‘Hire and Fire’ Policy, Best Way to Boost Employment in Oman

Published February 4th, 2018 - 11:44 GMT
A ‘hire and fire’ policy may be the best solution to boost employment in Oman, according to analysts. (Shutterstock)
A ‘hire and fire’ policy may be the best solution to boost employment in Oman, according to analysts. (Shutterstock)

A ‘hire and fire’ policy may be the best solution to boost employment for the Oman workforce, according to the Chairman of Anvwar Asian Investments.

“I would say that the government should come up with a hire and fire policy. When we say that Omanis don’t work, I disagree. Omanis do work hard,” said Anvwar Al Balushi. However, he believes that the rule will prove to be very effective for those who aren’t working properly.

“The ones who aren’t working hard enough may be doing so because the hire and fire system isn’t there, and then they become lazy”.

He added, “If that system is there, it tells the Omani that there is no other way. You have to work hard or else you will be fired.”

The temporary ban on expat visas for certain professions, which was announced recently, has been put in place in order to accommodate the 55,000 Omani graduates who are on the hunt for jobs.

“Right now there are 55,000 graduates looking for jobs and the government is trying to support them by asking the private sector to provide jobs,” said Anvwar Al Balushi.

He believes that it is the government’s responsibility to provide opportunities for the thousands of young and aspiring Omanis. “First thing is we have to do something for our youth. I think the government sees that banning expat visas can help Omani graduates to come in, but even this is temporary”.

He agrees that the new rule comes with its fair share of risks, especially for the employers in the private sector.

“There will definitely be a burden as when we recruit graduates we need to give them at least OMR650 as the salary and train them”. He proposed that they need to be compensated in some form.

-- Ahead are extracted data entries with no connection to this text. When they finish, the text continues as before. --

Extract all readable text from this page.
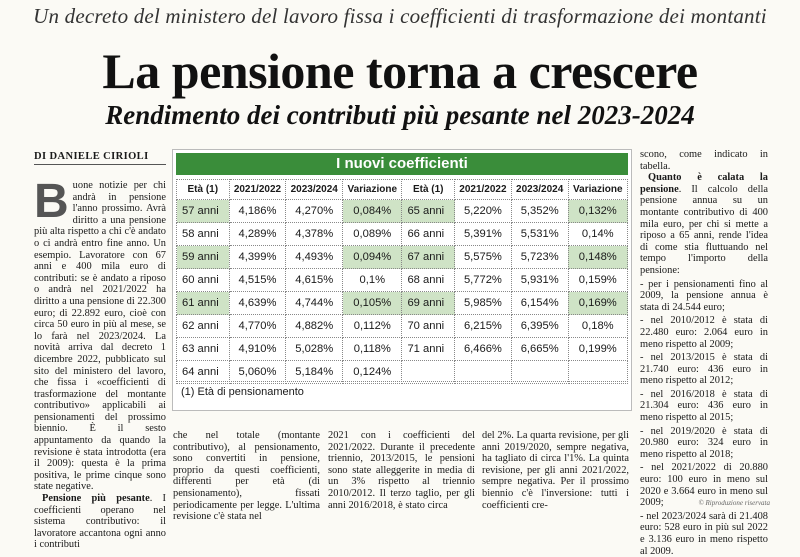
Un decreto del ministero del lavoro fissa i coefficienti di trasformazione dei montanti
La pensione torna a crescere
Rendimento dei contributi più pesante nel 2023-2024
DI DANIELE CIRIOLI
B uone notizie per chi andrà in pensione l'anno prossimo. Avrà diritto a una pensione più alta rispetto a chi c'è andato o ci andrà entro fine anno. Un esempio. Lavoratore con 67 anni e 400 mila euro di contributi: se è andato a riposo o andrà nel 2021/2022 ha diritto a una pensione di 22.300 euro; di 22.892 euro, cioè con circa 50 euro in più al mese, se lo farà nel 2023/2024. La novità arriva dal decreto 1 dicembre 2022, pubblicato sul sito del ministero del lavoro, che fissa i «coefficienti di trasformazione del montante contributivo» applicabili ai pensionamenti del prossimo biennio. È il sesto appuntamento da quando la revisione è stata introdotta (era il 2009): questa è la prima positiva, le prime cinque sono state negative.

Pensione più pesante. I coefficienti operano nel sistema contributivo: il lavoratore accantona ogni anno i contributi

I nuovi coefficienti
Età (1)	2021/2022	2023/2024	Variazione	Età (1)	2021/2022	2023/2024	Variazione
57 anni	4,186%	4,270%	0,084%	65 anni	5,220%	5,352%	0,132%
58 anni	4,289%	4,378%	0,089%	66 anni	5,391%	5,531%	0,14%
59 anni	4,399%	4,493%	0,094%	67 anni	5,575%	5,723%	0,148%
60 anni	4,515%	4,615%	0,1%	68 anni	5,772%	5,931%	0,159%
61 anni	4,639%	4,744%	0,105%	69 anni	5,985%	6,154%	0,169%
62 anni	4,770%	4,882%	0,112%	70 anni	6,215%	6,395%	0,18%
63 anni	4,910%	5,028%	0,118%	71 anni	6,466%	6,665%	0,199%
64 anni	5,060%	5,184%	0,124%				
(1) Età di pensionamento

che nel totale (montante contributivo), al pensionamento, sono convertiti in pensione, proprio da questi coefficienti, differenti per età (di pensionamento), fissati periodicamente per legge. L'ultima revisione c'è stata nel

2021 con i coefficienti del 2021/2022. Durante il precedente triennio, 2013/2015, le pensioni sono state alleggerite in media di un 3% rispetto al triennio 2010/2012. Il terzo taglio, per gli anni 2016/2018, è stato circa

del 2%. La quarta revisione, per gli anni 2019/2020, sempre negativa, ha tagliato di circa l'1%. La quinta revisione, per gli anni 2021/2022, sempre negativa. Per il prossimo biennio c'è l'inversione: tutti i coefficienti cre-

scono, come indicato in tabella.

Quanto è calata la pensione. Il calcolo della pensione annua su un montante contributivo di 400 mila euro, per chi si mette a riposo a 65 anni, rende l'idea di come stia fluttuando nel tempo l'importo della pensione:

- per i pensionamenti fino al 2009, la pensione annua è stata di 24.544 euro;

- nel 2010/2012 è stata di 22.480 euro: 2.064 euro in meno rispetto al 2009;

- nel 2013/2015 è stata di 21.740 euro: 436 euro in meno rispetto al 2012;

- nel 2016/2018 è stata di 21.304 euro: 436 euro in meno rispetto al 2015;

- nel 2019/2020 è stata di 20.980 euro: 324 euro in meno rispetto al 2018;

- nel 2021/2022 di 20.880 euro: 100 euro in meno sul 2020 e 3.664 euro in meno sul 2009;

- nel 2023/2024 sarà di 21.408 euro: 528 euro in più sul 2022 e 3.136 euro in meno rispetto al 2009.

© Riproduzione riservata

“There has to be some sort of balancing. What we say is the government should give certain compensations. For example, there is an Omanisation target for each sector. If a company has an Omanisation rate of 60% and has achieved it, there needs to be some sort of incentive on tax or if it is industry then on electricity and water so we don’t feel the pinch”.

Additionally, hiring these graduates will also push the companies to cost-cut further.

“If these Omanis are being hired on higher salaries, then there has to be cost-cutting. Some companies will ask their top level senior executives to leave, so we can expect expats in the top level management to be replaced by Omanis”, he said. However, he believes that it will take a couple of years for this to happen.